Suit une période d'activisme politique débridé, où il se fait prendre pour détention de tracts illégaux : après un procès qui se tient les 20 et 21 octobre 1928, il écope de 9 mois de forteresse (ce qui nous dit-il était préférable à la prison car cela permettait de garder ses droits civils, notamment celui de continuer ses études, p 60).
Il a bénéficié des services d'un avocat appointé par son père, et celui-ci vient le voir pour le convaincre d'abandonner son militantisme... Il lui répond : "Le sort du prolétariat mondial est plus important que votre carrière !" (p 61).

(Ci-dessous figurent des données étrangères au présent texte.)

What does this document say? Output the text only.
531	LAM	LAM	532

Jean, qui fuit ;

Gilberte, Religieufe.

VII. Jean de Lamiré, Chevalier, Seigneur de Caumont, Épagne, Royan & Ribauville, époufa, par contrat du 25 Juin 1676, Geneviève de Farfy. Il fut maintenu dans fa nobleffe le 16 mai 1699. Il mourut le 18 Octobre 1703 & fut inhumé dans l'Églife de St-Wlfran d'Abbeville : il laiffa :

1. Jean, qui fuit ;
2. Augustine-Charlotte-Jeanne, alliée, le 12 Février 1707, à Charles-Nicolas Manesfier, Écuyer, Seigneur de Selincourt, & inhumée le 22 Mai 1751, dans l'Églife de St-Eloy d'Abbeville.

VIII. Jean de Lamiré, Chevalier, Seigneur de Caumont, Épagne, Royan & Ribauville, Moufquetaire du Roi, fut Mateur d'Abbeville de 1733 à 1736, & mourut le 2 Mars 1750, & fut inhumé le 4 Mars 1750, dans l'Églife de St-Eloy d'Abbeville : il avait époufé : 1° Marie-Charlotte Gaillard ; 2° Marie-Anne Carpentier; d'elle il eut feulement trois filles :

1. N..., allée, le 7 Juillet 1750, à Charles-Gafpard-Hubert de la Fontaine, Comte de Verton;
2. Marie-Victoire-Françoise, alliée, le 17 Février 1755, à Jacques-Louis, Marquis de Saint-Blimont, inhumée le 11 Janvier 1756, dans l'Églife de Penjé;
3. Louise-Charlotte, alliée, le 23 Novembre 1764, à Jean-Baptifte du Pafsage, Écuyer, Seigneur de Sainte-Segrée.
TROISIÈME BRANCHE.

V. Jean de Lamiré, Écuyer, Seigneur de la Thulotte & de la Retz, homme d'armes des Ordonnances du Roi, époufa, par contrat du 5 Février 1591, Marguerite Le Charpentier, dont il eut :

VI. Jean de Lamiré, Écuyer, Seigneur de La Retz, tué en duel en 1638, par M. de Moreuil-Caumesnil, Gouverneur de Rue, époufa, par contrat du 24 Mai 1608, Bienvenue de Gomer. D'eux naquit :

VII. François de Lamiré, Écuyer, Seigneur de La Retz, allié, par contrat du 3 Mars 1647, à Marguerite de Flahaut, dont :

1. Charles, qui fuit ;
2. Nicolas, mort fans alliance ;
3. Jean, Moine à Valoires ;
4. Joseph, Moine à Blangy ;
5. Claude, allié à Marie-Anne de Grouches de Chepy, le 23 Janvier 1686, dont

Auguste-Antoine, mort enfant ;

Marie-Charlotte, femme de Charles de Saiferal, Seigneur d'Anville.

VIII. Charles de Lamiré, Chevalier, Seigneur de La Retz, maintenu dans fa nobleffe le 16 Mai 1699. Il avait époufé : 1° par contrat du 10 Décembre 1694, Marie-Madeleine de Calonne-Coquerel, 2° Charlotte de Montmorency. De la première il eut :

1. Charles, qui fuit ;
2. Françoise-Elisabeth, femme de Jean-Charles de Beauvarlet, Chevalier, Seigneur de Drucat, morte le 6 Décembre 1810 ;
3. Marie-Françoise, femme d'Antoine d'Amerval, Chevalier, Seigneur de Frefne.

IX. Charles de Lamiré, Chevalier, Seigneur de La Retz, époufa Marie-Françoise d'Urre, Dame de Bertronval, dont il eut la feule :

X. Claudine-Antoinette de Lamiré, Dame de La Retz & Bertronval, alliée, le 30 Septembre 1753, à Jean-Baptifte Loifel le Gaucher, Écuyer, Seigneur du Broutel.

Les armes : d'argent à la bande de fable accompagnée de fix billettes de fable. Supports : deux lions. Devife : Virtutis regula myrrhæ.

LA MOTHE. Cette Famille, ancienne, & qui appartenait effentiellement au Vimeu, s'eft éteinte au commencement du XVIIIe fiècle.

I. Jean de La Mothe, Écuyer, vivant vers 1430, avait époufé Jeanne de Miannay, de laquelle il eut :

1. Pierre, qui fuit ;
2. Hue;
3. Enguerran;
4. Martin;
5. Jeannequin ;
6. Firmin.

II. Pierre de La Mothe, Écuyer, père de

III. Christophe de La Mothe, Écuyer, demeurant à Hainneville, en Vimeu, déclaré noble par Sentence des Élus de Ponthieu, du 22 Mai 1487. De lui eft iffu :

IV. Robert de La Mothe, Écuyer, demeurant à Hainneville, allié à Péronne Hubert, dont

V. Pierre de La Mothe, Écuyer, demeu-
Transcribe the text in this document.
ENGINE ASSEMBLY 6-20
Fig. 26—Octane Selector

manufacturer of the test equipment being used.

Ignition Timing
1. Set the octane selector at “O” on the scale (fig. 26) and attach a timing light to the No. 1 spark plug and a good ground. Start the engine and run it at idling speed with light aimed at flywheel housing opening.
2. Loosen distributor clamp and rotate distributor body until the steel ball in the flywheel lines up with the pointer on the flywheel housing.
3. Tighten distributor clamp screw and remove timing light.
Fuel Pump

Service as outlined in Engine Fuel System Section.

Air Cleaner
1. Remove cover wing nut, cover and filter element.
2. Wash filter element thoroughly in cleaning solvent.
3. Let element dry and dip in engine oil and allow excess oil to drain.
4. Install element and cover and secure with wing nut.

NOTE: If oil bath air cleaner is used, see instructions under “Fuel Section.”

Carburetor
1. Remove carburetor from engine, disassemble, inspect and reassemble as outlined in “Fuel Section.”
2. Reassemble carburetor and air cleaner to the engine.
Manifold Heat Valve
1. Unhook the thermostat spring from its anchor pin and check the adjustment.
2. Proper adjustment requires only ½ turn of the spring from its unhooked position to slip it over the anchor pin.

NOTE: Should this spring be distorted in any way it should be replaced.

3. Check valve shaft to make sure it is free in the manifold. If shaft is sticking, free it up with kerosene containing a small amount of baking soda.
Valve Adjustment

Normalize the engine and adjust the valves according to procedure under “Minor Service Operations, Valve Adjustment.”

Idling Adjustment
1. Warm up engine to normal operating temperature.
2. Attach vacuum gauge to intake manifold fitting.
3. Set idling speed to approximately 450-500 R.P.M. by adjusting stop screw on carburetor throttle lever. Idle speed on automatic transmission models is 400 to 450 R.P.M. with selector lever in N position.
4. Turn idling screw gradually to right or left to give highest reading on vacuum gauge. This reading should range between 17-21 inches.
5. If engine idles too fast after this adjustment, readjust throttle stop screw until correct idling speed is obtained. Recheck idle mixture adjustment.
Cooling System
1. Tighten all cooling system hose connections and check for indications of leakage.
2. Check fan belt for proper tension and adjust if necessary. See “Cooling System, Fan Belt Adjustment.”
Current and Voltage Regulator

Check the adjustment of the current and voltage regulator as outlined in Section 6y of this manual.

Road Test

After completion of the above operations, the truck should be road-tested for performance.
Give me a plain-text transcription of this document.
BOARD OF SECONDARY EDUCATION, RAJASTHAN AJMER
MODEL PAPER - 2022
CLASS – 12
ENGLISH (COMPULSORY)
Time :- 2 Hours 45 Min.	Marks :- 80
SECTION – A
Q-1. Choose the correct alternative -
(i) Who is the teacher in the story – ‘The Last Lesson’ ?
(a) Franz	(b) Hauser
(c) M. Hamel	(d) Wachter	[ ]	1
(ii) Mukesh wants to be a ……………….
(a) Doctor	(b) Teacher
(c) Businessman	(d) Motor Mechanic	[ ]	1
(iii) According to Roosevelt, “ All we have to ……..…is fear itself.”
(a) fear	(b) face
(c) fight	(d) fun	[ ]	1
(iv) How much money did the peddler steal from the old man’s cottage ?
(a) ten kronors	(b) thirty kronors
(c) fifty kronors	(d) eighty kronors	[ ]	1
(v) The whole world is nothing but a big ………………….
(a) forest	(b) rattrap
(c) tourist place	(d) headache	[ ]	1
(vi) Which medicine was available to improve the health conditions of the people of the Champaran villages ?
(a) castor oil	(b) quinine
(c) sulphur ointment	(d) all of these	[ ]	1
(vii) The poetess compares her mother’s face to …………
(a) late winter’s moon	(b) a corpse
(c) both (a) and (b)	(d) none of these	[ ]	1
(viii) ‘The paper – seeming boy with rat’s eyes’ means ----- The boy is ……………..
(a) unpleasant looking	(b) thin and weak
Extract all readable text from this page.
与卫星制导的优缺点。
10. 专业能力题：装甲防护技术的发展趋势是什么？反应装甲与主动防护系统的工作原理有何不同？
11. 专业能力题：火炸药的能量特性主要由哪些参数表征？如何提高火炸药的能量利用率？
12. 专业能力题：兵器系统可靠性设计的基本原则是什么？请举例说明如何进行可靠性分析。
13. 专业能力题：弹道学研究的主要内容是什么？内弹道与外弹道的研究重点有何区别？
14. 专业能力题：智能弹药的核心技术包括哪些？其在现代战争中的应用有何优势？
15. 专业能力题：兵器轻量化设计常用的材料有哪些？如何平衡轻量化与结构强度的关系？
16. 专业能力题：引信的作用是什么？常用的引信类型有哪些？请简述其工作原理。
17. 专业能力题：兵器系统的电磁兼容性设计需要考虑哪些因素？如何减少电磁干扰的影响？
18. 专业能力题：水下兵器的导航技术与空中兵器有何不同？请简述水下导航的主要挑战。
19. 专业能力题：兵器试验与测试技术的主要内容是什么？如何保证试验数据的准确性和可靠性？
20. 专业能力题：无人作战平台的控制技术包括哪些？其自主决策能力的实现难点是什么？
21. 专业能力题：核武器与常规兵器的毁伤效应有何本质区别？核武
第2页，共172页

C'est la dernière fois qu'ils se voient.
Agent secret de l'URSS (1930-1937)
Se retrouvant à Berlin en 1929, où il poursuit mollement ses études d'art, Jacques travaille pour le KPD, mais il reçoit encore quelques subsides de sa famille (p 75).
Il est recruté en 1930 pour un travail clandestin qu'il va poursuivre pendant 7 ans : celui d'agent de liaison au service du Komintern. "Ni à cette époque ni plus tard, je ne me suis senti un espion. Ma patrie était le Bien de l'Humanité tout entière dont je servais les intérêts." (p 76)
Choisi sans doute pour les qualités suivantes : sa foi entière dans la Cause, son intelligence et sa mémoire, son apparence bourgeoise et bien élevée et sa connaissance de nombreuses langues, il ne restera cependant qu'un agent de base, se contentant de transmettre des messages dont il ignore le sens et le contenu de personnes qu'il ne connaît pas à d'autres inconnus, en respectant rigoureusement un protocole très strict et un mode de vie très compartimenté.
Sa "couverture" est la poursuite d'études à l'Ecole des Langues Orientales de Paris, c'est lui qui l' a choisie : Chinois, Persan et langues de l'Inde (ourdou et hindi). Son intérêt pour le bouddhisme, qu'il réinvestira plus tard, lui vient de là. Il poursuit ces études à Moscou, mais aussi à Cambridge, entre deux missions.
La dernière, en Espagne républicaine, fin 1937, consiste à recevoir et transmettre des messages par radio.
Il s'aperçoit, rétrospectivement, qu'il est passé, sans vraiment y prêter attention, du service du Komintern à celui des services de renseignement de l'Armée rouge (p 96) .
Rappelé à Moscou (décembre 1937)
La Grande Purge a commencé depuis plusieurs mois, mais il ne se sent ni concerné, ni menacé : n'est-il pas un militant fidèle et convaincu ?
Aussi lorsqu'il est rappelé à Moscou, au beau milieu de sa mission espagnole, il n'hésite pas une seconde à obtempérer.
Son arrestation s'opère par la ruse : il se retrouve soudain à la Loubianka alors qu'il pensait qu'on l'accompagnait pour une nouvelle mission...(p 128-9)
Jacques le Français : chemin d'une résilience
La sidération qui est la sienne mettra du temps à s'estomper, et il n'échappera à l'effondrement mental et moral qu'en se transformant en observateur attentif de tout ce qui se passe autour de lui et en faisant preuve d'empathie pour tous ceux qui partagent son sort...bien qu'il pense au départ que ce soient d'ignobles contre-révolutionnaires...contrairement à lui !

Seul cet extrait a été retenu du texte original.